J’ai observé cette réalité depuis le début de ma carrière, dans les directions informatiques comme au sein des équipes. En effet, à la sortie des écoles d’ingénieurs, rares sont les femmes qui intègrent le monde de l’informatique, et seuls 9 % des créateurs de start-up dans le numérique sont des femmes. Le potentiel de croissance est pourtant très important, mais il ne pourra être atteint en faisant l’impasse sur la moitié des talents. Il est essentiel que les femmes jouent un rôle actif dans la construction des services numériques, particulièrement avec l’arrivée de l’intelligence artificielle. Ces nouveaux paradigmes gagneront à se nourrir de toutes les diversités.

Comment expliquer cette absence des femmes ?

Ce phénomène s’explique par des stéréotypes profondément ancrés. Einstein disait qu’il est plus difficile de détruire un préjugé qu’un atome, et c’est bien de cela dont il est question. Les individus sont confrontés à des biais inconscients pernicieux, avec par exemple la figure du geek très présente dans l’inconscient collectif : un technicien scotché devant son écran, coupé de toute relation humaine dans son activité quotidienne. Cette image fantaisiste témoigne d’une méconnaissance du grand public, et donc des femmes elles-mêmes, de la réalité des métiers du numérique.

Quelles méthodes adopter pour se rapprocher d’un équilibre hommes/femmes dans ce secteur d’activité ?

Cela nécessite la mobilisation de tous. Avec Keyrus, nous soutenons la fondation Femmes@numérique (https://femmes-numerique.fr/) qui a été lancée en juin 2018, en présence de quatre ministres et de Brigitte Macron. Cet organisme s’attache à présenter une vision réaliste du secteur, à soutenir et financer des actions d’intérêt général en faveur de la féminisation des métiers du numérique, et à sensibiliser les femmes pour combattre leur autocensure.

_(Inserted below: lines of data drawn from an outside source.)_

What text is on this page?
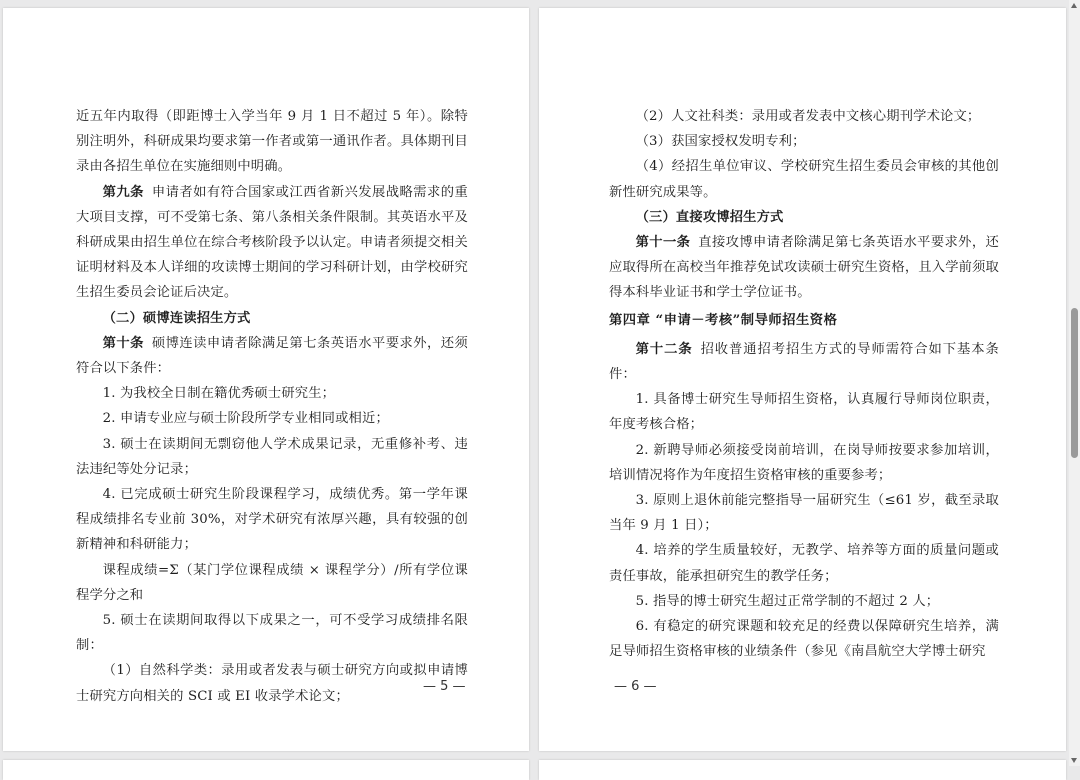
近五年内取得（即距博士入学当年 9 月 1 日不超过 5 年）。除特别注明外，科研成果均要求第一作者或第一通讯作者。具体期刊目录由各招生单位在实施细则中明确。

第九条 申请者如有符合国家或江西省新兴发展战略需求的重大项目支撑，可不受第七条、第八条相关条件限制。其英语水平及科研成果由招生单位在综合考核阶段予以认定。申请者须提交相关证明材料及本人详细的攻读博士期间的学习科研计划，由学校研究生招生委员会论证后决定。

（二）硕博连读招生方式

第十条 硕博连读申请者除满足第七条英语水平要求外，还须符合以下条件：

1. 为我校全日制在籍优秀硕士研究生；

2. 申请专业应与硕士阶段所学专业相同或相近；

3. 硕士在读期间无剽窃他人学术成果记录，无重修补考、违法违纪等处分记录；

4. 已完成硕士研究生阶段课程学习，成绩优秀。第一学年课程成绩排名专业前 30%，对学术研究有浓厚兴趣，具有较强的创新精神和科研能力；

课程成绩=Σ（某门学位课程成绩 × 课程学分）/所有学位课程学分之和

5. 硕士在读期间取得以下成果之一，可不受学习成绩排名限制：

（1）自然科学类：录用或者发表与硕士研究方向或拟申请博士研究方向相关的 SCI 或 EI 收录学术论文；

— 5 —

（2）人文社科类：录用或者发表中文核心期刊学术论文；

（3）获国家授权发明专利；

（4）经招生单位审议、学校研究生招生委员会审核的其他创新性研究成果等。

（三）直接攻博招生方式

第十一条 直接攻博申请者除满足第七条英语水平要求外，还应取得所在高校当年推荐免试攻读硕士研究生资格，且入学前须取得本科毕业证书和学士学位证书。

第四章 “申请－考核”制导师招生资格

第十二条 招收普通招考招生方式的导师需符合如下基本条件：

1. 具备博士研究生导师招生资格，认真履行导师岗位职责，年度考核合格；

2. 新聘导师必须接受岗前培训，在岗导师按要求参加培训，培训情况将作为年度招生资格审核的重要参考；

3. 原则上退休前能完整指导一届研究生（≤61 岁，截至录取当年 9 月 1 日）；

4. 培养的学生质量较好，无教学、培养等方面的质量问题或责任事故，能承担研究生的教学任务；

5. 指导的博士研究生超过正常学制的不超过 2 人；

6. 有稳定的研究课题和较充足的经费以保障研究生培养，满足导师招生资格审核的业绩条件（参见《南昌航空大学博士研究

— 6 —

Elle est portée par diverses organisations professionnelles comme le Cigref, Syntec numérique, la Conférence des Grandes écoles, Talents du numérique, Social Builder et l’Association française des managers de la diversité (AFMD), dont je suis cofondatrice.

Quelle est la vocation de ce collectif ?

Ce projet, qui rassemble 42 entreprises et 40 associations, toutes engagées sur cinq ans, s’adresse à trois cibles majeures : le grand public, l’éducation et l’entreprise. Pour le grand public, l’idée est d’organiser des campagnes de communication dans différents médias en s’appuyant sur des role models. Une base de données des « 10.000 femmes du numérique » est en train d’être constituée et toutes les femmes évoluant dans l’univers digital sont appelées à se manifester. Dans l’éducation, il existe des initiatives, mais elles doivent être démultipliées. À la manière des langues étrangères ou des mathématiques, le numérique doit devenir une matière à part entière dans tous les cursus de formation, dès l’école primaire. Le troisième volet d’intervention est celui de l’entreprise, où les bonnes pratiques doivent être partagées. La formation professionnelle doit également être adaptée pour que les femmes qui le souhaitent puissent réorienter leur carrière vers les métiers du numérique.

Chez Keyrus, quelles sont les « bonnes pratiques » que vous pourriez faire partager ?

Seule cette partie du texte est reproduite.